The Louisiana law is an example of a targeted regulation of abortion providers (TRAP) law: legislation that imposes costly, draconian, and needless restrictions on abortion providers, using patient safety as a justification, in an attempt to force clinics to permanently shut down. The restriction is nearly identical to a set of Texas laws that the Court struck down in 2016 in Whole Woman’s Health v. Hellerstedt. (In addition to an admitting privileges requirement, the Texas law also mandated that abortion providers be equipped with facilities comparable to an ambulatory surgical center.) Even though the law in Texas was eventually overturned, it still managed to shutter over half the clinics in the state in a matter of years — down from 41 to just 19. Had the measures been allowed to stand, it’s likely that only six clinics in all of Texas would have been able to remain open.
In Louisiana, only two of the five doctors who provide abortions in the state had been able to obtain admitting privileges, according to the New York Times. But one of them said they would not be able to handle their clinic’s workload alone, which would have left the state with a lone provider working out of one clinic.
This was Court’s first abortion case under its ascendant conservative majority, established by the recent appointments of Justices Neil Gorsuch and Brett Kavanaugh, and many expected it to serve as a test of whether the Court would be willing to support measures that would decimate abortion access. The outcome is not quite so clear-cut, though: In voting with the majority, Roberts said that he still believes Whole Woman’s Health v. Hellerstedt was wrongly decided, but was adhering to it out of respect for precedent.

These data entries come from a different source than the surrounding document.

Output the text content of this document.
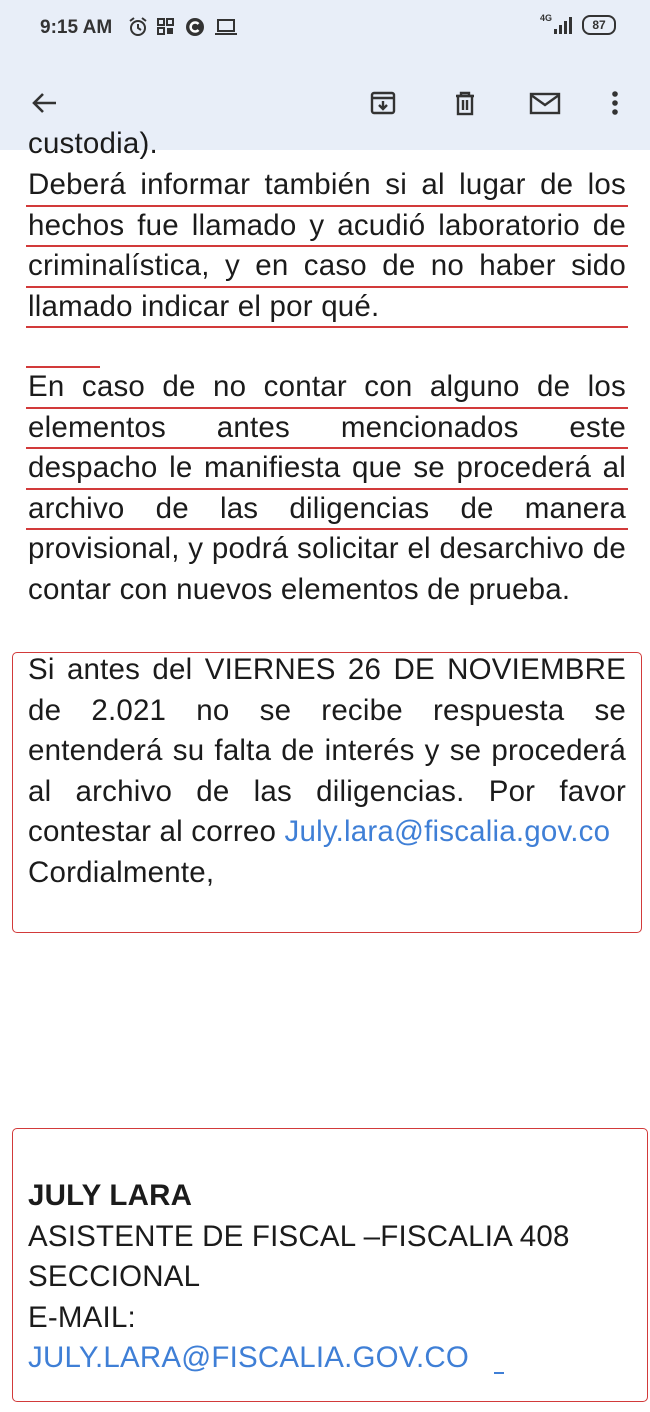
9:15 AM	4G	87
custodia).
Deberá informar también si al lugar de los hechos fue llamado y acudió laboratorio de criminalística, y en caso de no haber sido llamado indicar el por qué.
En caso de no contar con alguno de los elementos antes mencionados este despacho le manifiesta que se procederá al archivo de las diligencias de manera provisional, y podrá solicitar el desarchivo de contar con nuevos elementos de prueba.
Si antes del VIERNES 26 DE NOVIEMBRE de 2.021 no se recibe respuesta se entenderá su falta de interés y se procederá al archivo de las diligencias. Por favor contestar al correo July.lara@fiscalia.gov.co
Cordialmente,
JULY LARA
ASISTENTE DE FISCAL –FISCALIA 408 SECCIONAL
E-MAIL:
JULY.LARA@FISCALIA.GOV.CO
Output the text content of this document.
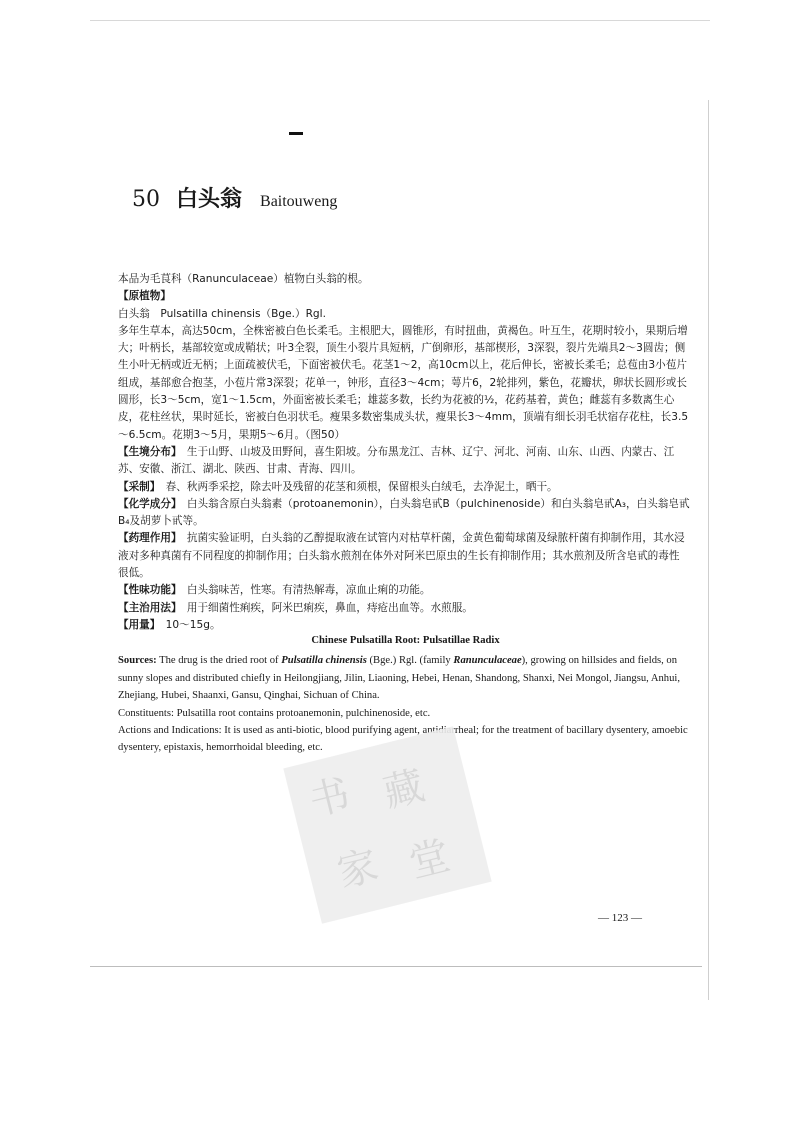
50 白头翁 Baitouweng

本品为毛茛科（Ranunculaceae）植物白头翁的根。

【原植物】

白头翁　Pulsatilla chinensis（Bge.）Rgl.

多年生草本，高达50cm，全株密被白色长柔毛。主根肥大，圆锥形，有时扭曲，黄褐色。叶互生，花期时较小，果期后增大；叶柄长，基部较宽或成鞘状；叶3全裂，顶生小裂片具短柄，广倒卵形，基部楔形，3深裂，裂片先端具2～3圆齿；侧生小叶无柄或近无柄；上面疏被伏毛，下面密被伏毛。花茎1～2，高10cm以上，花后伸长，密被长柔毛；总苞由3小苞片组成，基部愈合抱茎，小苞片常3深裂；花单一，钟形，直径3～4cm；萼片6，2轮排列，紫色，花瓣状，卵状长圆形或长圆形，长3～5cm，宽1～1.5cm，外面密被长柔毛；雄蕊多数，长约为花被的½，花药基着，黄色；雌蕊有多数离生心皮，花柱丝状，果时延长，密被白色羽状毛。瘦果多数密集成头状，瘦果长3～4mm，顶端有细长羽毛状宿存花柱，长3.5～6.5cm。花期3～5月，果期5～6月。（图50）

【生境分布】　 生于山野、山坡及田野间，喜生阳坡。分布黑龙江、吉林、辽宁、河北、河南、山东、山西、内蒙古、江苏、安徽、浙江、湖北、陕西、甘肃、青海、四川。

【采制】　 春、秋两季采挖，除去叶及残留的花茎和须根，保留根头白绒毛，去净泥土，晒干。

【化学成分】　 白头翁含原白头翁素（protoanemonin），白头翁皂甙B（pulchinenoside）和白头翁皂甙A₃，白头翁皂甙B₄及胡萝卜甙等。

【药理作用】　 抗菌实验证明，白头翁的乙醇提取液在试管内对枯草杆菌，金黄色葡萄球菌及绿脓杆菌有抑制作用，其水浸液对多种真菌有不同程度的抑制作用；白头翁水煎剂在体外对阿米巴原虫的生长有抑制作用；其水煎剂及所含皂甙的毒性很低。

【性味功能】　 白头翁味苦，性寒。有清热解毒，凉血止痢的功能。

【主治用法】　 用于细菌性痢疾，阿米巴痢疾，鼻血，痔疮出血等。水煎服。

【用量】　 10～15g。

Chinese Pulsatilla Root: Pulsatillae Radix

Sources: The drug is the dried root of Pulsatilla chinensis (Bge.) Rgl. (family Ranunculaceae), growing on hillsides and fields, on sunny slopes and distributed chiefly in Heilongjiang, Jilin, Liaoning, Hebei, Henan, Shandong, Shanxi, Nei Mongol, Jiangsu, Anhui, Zhejiang, Hubei, Shaanxi, Gansu, Qinghai, Sichuan of China.

Constituents: Pulsatilla root contains protoanemonin, pulchinenoside, etc.

Actions and Indications: It is used as anti-biotic, blood purifying agent, antidiarrheal; for the treatment of bacillary dysentery, amoebic dysentery, epistaxis, hemorrhoidal bleeding, etc.

书 藏
家 堂
— 123 —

TRAP laws make it so that women have to travel long distances — often out of state, sometimes hundreds of miles — to access safe and legal abortions. As a result, women who cannot afford the trip are precluded from exercising their constitutional right to choose. In striking down this law, the Supreme Court has slowed one arm of the anti-abortion movement, but the fact remains that abortion is still too expensive and difficult to access for thousands of women, poor women, and women of color in particular. “Many patients seeking abortion in Louisiana can breath a sigh of relief,” said Planned Parenthood in a statement. “Your ability to access abortion shouldn’t be determined by where you live, how much money you make, and the color of your skin — and we’ll keep working to make that a reality for ALL people.”